Vector Projection Calculator
Scalar projection onto b: comp_b(a) = (a · b) / |b|
Vector projection onto b: proj_b(a) = ((a · b) / |b|²) b
Projection answers how much of vector a lies along vector b. The scalar along b is (a · b) / |b|; the vector projection is ((a · b) / |b|²) b when b is nonzero. That uses the same dot product you already compute for angles.
Engineers use projections to resolve forces onto ramps or members. Graphics uses them for shadows and lighting along a chosen axis. Once θ is known, you can also write the component along b as |a| cos θ, consistent with the dot product definition.
This site does not host a separate projection tool yet; find θ here first, then apply the projection formulas with the magnitudes you already have. Read vector projection calculator for worked projection steps tied to the same dot product.
Where Vector Angles Appear
Comparing directions is the shared thread across these fields. Each use case maps to the same dot-product angle you calculate here.

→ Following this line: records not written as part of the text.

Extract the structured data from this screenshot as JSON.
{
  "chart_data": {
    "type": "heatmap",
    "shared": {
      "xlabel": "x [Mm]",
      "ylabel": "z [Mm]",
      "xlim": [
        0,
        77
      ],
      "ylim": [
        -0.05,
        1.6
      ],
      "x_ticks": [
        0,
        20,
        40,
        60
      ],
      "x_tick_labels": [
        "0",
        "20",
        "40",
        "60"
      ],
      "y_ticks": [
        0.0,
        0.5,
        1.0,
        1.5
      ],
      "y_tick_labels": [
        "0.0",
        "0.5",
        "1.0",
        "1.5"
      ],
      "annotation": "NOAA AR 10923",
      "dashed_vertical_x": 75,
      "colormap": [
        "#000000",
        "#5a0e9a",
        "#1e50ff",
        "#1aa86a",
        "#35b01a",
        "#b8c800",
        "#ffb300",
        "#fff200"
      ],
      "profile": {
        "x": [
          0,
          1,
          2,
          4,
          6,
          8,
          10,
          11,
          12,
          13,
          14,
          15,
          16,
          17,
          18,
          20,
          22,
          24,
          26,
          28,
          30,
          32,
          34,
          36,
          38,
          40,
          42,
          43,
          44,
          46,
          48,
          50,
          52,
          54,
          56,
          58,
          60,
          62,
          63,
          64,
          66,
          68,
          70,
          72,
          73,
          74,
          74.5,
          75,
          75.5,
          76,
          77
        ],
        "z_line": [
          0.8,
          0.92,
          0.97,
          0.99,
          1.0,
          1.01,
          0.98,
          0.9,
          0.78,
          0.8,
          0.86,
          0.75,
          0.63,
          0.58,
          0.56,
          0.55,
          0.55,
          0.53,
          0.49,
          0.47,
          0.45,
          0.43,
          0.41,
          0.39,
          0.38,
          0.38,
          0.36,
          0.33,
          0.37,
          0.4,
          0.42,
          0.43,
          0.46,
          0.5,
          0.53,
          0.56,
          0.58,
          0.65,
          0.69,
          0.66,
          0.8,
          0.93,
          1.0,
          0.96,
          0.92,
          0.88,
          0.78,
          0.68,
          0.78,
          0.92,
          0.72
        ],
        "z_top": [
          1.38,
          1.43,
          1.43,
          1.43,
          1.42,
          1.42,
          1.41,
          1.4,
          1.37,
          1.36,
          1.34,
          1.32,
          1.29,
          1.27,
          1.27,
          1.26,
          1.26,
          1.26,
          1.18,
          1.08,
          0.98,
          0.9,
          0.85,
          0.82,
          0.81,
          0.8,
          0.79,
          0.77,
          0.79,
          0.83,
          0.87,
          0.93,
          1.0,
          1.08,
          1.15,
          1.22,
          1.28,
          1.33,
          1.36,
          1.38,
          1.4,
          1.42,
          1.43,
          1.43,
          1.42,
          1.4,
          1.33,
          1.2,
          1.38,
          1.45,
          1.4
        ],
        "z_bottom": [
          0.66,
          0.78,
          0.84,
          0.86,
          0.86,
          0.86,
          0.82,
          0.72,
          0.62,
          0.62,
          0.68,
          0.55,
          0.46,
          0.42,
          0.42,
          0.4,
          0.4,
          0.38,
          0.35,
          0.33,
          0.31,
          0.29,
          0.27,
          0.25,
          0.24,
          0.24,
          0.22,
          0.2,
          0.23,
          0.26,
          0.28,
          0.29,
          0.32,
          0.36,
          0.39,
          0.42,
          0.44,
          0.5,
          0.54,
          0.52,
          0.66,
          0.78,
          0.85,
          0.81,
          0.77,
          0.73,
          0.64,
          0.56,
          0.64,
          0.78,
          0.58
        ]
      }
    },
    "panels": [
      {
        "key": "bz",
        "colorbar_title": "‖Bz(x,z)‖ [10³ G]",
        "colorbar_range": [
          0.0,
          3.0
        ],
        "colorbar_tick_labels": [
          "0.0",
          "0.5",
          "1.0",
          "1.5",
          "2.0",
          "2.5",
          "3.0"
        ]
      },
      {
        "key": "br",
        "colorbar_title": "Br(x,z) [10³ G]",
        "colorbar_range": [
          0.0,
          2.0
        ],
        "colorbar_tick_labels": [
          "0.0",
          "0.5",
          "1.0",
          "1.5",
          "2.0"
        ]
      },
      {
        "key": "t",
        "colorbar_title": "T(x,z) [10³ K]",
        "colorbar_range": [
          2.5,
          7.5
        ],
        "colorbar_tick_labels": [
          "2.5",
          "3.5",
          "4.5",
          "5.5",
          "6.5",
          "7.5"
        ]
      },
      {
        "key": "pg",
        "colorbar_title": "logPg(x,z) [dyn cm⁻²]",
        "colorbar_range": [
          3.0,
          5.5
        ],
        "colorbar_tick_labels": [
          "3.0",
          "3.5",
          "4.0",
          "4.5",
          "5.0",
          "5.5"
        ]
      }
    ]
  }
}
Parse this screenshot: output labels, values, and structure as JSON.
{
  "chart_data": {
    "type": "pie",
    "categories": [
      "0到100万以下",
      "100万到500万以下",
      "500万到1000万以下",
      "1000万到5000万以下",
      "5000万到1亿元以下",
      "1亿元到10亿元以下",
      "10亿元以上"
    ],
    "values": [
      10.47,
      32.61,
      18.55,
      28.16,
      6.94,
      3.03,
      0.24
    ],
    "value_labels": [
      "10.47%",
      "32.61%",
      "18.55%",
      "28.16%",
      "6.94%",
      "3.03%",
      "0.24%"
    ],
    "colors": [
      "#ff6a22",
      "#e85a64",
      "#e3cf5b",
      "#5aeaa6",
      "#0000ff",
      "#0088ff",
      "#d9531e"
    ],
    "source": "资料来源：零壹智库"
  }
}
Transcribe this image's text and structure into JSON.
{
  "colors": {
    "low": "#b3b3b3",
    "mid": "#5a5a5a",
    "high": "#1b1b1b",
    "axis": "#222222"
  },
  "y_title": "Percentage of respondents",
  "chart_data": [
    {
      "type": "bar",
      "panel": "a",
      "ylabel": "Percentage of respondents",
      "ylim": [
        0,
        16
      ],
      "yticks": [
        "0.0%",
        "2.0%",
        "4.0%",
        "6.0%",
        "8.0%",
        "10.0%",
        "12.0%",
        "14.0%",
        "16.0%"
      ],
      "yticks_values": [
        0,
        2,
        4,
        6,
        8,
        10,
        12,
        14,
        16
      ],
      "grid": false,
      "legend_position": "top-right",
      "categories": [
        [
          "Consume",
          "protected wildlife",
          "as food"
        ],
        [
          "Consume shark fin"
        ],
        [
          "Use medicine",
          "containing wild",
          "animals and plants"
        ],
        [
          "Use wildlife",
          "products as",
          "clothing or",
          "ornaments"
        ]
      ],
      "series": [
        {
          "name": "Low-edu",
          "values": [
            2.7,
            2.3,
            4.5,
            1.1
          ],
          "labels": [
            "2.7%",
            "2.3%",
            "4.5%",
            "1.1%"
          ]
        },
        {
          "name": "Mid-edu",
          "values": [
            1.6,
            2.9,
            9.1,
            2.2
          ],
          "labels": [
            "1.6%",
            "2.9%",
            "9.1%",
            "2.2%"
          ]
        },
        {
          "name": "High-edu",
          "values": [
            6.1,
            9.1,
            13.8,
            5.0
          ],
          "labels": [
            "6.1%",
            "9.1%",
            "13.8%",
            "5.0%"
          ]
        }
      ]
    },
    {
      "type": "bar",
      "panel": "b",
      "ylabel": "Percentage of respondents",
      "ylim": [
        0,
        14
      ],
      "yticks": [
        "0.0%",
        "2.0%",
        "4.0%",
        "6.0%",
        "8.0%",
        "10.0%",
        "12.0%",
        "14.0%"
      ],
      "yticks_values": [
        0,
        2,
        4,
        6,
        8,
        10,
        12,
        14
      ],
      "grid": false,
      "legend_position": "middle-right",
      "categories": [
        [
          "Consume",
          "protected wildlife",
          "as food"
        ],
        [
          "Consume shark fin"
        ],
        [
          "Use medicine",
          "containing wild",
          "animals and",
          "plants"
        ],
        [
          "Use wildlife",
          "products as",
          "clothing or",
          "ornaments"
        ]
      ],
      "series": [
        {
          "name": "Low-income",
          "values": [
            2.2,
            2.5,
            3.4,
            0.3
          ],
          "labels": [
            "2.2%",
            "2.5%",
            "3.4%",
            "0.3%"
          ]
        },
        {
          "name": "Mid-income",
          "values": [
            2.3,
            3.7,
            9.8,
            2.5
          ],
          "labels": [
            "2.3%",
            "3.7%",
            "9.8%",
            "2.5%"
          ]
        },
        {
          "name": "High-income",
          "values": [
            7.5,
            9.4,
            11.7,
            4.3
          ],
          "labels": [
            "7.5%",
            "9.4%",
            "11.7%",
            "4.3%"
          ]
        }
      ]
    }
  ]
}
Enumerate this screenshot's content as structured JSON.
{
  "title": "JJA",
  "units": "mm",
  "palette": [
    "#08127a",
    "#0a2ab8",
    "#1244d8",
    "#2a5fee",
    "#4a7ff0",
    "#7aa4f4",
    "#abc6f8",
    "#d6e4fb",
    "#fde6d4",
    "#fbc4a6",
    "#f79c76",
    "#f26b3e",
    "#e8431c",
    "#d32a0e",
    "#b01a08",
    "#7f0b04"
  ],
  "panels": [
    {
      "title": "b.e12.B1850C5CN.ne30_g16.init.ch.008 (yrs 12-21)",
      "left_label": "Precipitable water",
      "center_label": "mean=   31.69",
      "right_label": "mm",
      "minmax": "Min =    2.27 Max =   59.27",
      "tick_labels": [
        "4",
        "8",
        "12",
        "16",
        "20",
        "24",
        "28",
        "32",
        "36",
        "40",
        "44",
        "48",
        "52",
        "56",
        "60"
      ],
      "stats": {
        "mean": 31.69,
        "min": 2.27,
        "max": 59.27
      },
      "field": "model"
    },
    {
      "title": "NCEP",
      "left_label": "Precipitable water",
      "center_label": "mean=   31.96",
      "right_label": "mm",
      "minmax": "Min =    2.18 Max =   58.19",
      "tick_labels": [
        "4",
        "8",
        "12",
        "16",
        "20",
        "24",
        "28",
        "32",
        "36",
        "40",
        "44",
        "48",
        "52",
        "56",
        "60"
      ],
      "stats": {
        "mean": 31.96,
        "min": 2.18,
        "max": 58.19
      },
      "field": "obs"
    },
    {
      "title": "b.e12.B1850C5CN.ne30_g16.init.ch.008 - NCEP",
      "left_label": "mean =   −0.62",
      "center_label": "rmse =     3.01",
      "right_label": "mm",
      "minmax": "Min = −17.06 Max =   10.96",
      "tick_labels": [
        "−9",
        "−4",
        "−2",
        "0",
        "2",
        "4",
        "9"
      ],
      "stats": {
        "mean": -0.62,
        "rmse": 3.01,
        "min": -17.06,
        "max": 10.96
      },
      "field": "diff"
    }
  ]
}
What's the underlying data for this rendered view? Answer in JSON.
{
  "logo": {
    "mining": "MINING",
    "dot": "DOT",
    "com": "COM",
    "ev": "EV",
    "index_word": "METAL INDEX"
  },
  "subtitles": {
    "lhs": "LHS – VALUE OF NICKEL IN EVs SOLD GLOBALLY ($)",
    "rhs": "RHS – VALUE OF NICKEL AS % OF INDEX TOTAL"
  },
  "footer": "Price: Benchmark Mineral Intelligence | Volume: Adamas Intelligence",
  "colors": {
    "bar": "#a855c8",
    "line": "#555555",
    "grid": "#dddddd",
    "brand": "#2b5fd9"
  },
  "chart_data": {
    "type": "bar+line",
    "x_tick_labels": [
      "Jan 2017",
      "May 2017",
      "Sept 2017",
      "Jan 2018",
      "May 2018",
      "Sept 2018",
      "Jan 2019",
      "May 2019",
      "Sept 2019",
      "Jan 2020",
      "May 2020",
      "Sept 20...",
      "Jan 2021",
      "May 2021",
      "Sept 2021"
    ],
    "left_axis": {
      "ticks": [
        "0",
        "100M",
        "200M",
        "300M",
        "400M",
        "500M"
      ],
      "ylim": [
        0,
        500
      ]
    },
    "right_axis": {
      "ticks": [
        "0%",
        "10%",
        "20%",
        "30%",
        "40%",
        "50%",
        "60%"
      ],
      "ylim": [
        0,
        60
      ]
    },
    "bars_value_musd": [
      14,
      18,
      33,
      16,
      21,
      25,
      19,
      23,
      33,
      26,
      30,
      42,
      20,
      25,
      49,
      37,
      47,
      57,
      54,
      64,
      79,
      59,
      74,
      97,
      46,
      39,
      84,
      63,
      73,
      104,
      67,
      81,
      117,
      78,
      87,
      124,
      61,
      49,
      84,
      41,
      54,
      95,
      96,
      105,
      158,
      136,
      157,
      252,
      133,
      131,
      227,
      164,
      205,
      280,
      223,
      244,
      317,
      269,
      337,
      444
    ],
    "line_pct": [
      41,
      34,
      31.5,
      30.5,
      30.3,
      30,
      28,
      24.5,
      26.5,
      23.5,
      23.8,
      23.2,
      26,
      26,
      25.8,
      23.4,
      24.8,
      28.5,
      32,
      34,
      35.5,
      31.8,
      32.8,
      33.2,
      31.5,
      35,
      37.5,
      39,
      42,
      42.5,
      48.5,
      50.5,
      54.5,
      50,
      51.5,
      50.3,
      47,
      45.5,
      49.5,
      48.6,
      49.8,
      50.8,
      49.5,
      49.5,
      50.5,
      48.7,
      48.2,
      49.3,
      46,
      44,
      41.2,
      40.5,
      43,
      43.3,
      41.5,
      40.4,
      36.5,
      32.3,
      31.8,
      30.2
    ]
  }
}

Vector algebra and geometry
Angle proofs, direction comparisons, and coordinate geometry problems.
Physics
Work W = F·d cos θ, velocity headings, force resolution on inclines.
Engineering
Member forces, structural joints, and machine kinematics in 2D and 3D.
Computer graphics
Normals vs light rays, camera facing, and shading models.
Machine learning
Cosine similarity between embedding vectors and feature vectors.
Game development
Field of view, aim cones, and steering between direction vectors.
Common Vector Angle Calculation Mistakes
Most wrong angles trace back to representation, dimension, or expecting the wrong kind of angle. Fix the vectors first, then trust arccos.
- Treating point coordinates as vector components without forming displacements.
- Leaving z at zero in a 3D problem or forcing 3D when the data is planar.
- Mixing degrees and radians when comparing to a textbook answer.
- Forgetting to clamp cos θ to [-1, 1] before arccos on a computer.
- Expecting a signed angle about an axis instead of the 0° to 180° geometric angle.
- Using a zero vector: |a| or |b| must be nonzero.
FAQs About the Angle Between Two Vectors
What is the angle between two vectors?
It is the geometric angle between their directions, from 0° to 180°, found with θ = arccos((a·b)/(|a||b|)) for nonzero vectors.
Can vector a use Coordinate while vector b uses Point?
Yes. Each vector has its own representation toggle. The calculator builds a and b separately, then applies the same angle formula.
How do you find the angle between two vectors in 3D?
Use the same formula with x, y, and z components in the dot product and magnitudes. Switch the calculator to 3D and include every z value.
What does a dot product of zero mean?
If both vectors are nonzero, a · b = 0 means they are perpendicular and the angle is 90°.
Why is the angle between (1, 0) and (-1, 0) equal to 180°?
Those vectors are anti-parallel. The dot product is negative, so θ = 180°. Same-direction parallels give 0°.
What is the difference between parallel and perpendicular vectors?
Parallel vectors share direction (0° or 180° if reversed). Perpendicular vectors meet at 90° and have dot product zero when lengths are nonzero.
Does the calculator store my numbers?
No. Values stay in your browser session. The page is static and does not send inputs to a backend.
What happens if a vector has length zero?
The angle is undefined because division by |a| or |b| is impossible. The tool shows an error asking you to fix the inputs.